A compounding factor is that the AI can't hold the context of partial rewrites. For example, I have the start of a new typing system in place, but it doesn't realize that it's not nearly done, and it works on it as if it is important. This is a problem of solo-man pathologies—I'm finding it hard to have a mainline path along with experimental work, but the AI is less capable of keeping a bunch of context unrelated to the current task. Now, maybe I upgrade my prompts and do a large context dump of everything in flight, but this is awkward. I think I have to adjust how I work such that I treat it like I'm in a team environment again and avoid solo-man pathologies.

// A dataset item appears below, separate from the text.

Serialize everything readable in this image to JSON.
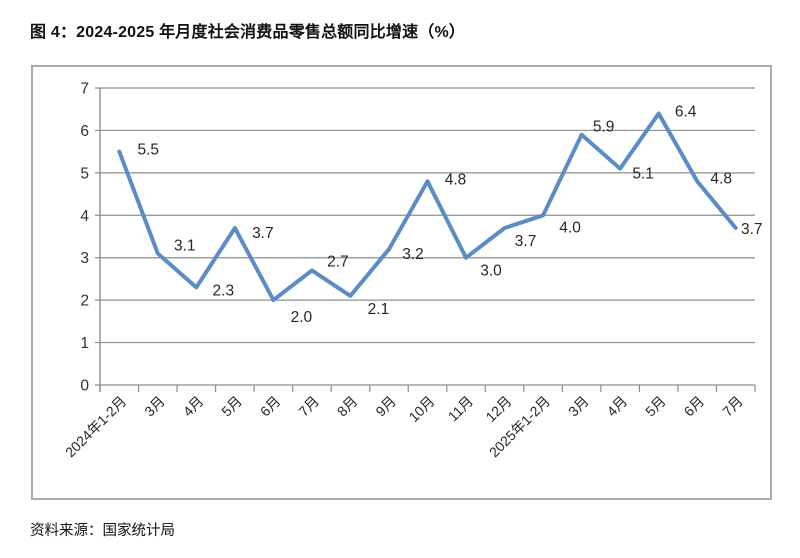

The meta observation is that if you don't do things well, then expect the AI to take things off the rails. Shipping software is still your #1 priority.
Third: Avoiding Large Jobs
Adama is a complex idea in itself, so the pure context required to capture every single feature is not possible. Even within just the language, I can spend a lot of tokens and go nowhere.
For example, I'm unable to get it to correctly transcribe the old type system to a new one without it going off the rails. At least, I can't get it done without using $10K-plus of tokens. I can bust my entire subscription usage window very quickly—too quickly.
At this time, large projects require embracing a new management pattern and shaping context, which requires organizational thinking. You have no choice but to flex and grow the skill in managing agents like large organizations, which are all about creating specialists.
However, even complex and compact things can easily outpace the ability of AI to achieve work well. This is a new skill, for sure. Critics are missing out on understanding how this will affect them as first movers work to capture the next wave of value.
Future of Leadership
I can't help but think how this is going to affect the future. The one thing I do know is that the way organizations train junior talent has been forever changed. And the capacity for the next generation to learn to lead is also changed.
For example, it used to be that a future leader could learn some leadership by being given an intern to build something during a summer session. Sometimes, it's just a small thing or a new component that is easy to isolate and not high-risk nor high-priority. Sometimes, the entire thing is thrown away, as there is value in developing talent for the long term and giving interns a great experience.
All of that is going to change as the queue of ideas can be drained very quickly now. Those one-off projects can be vibed in a few hours. It's shocking, but now the question is how to identify and grow talent in a meaningful way. It's hard in this new world.
Worse yet, I'm retired, and I'm working super hard. I'm going fast and building value for myself, but my mind is feeling the sheer strain of this productivity. I'm making too much, and the technology that should have liberated me is pushing me even harder in even more directions than I can manage.
It's exciting, but I fear what will happen in new ways. It's going to be a wild ride.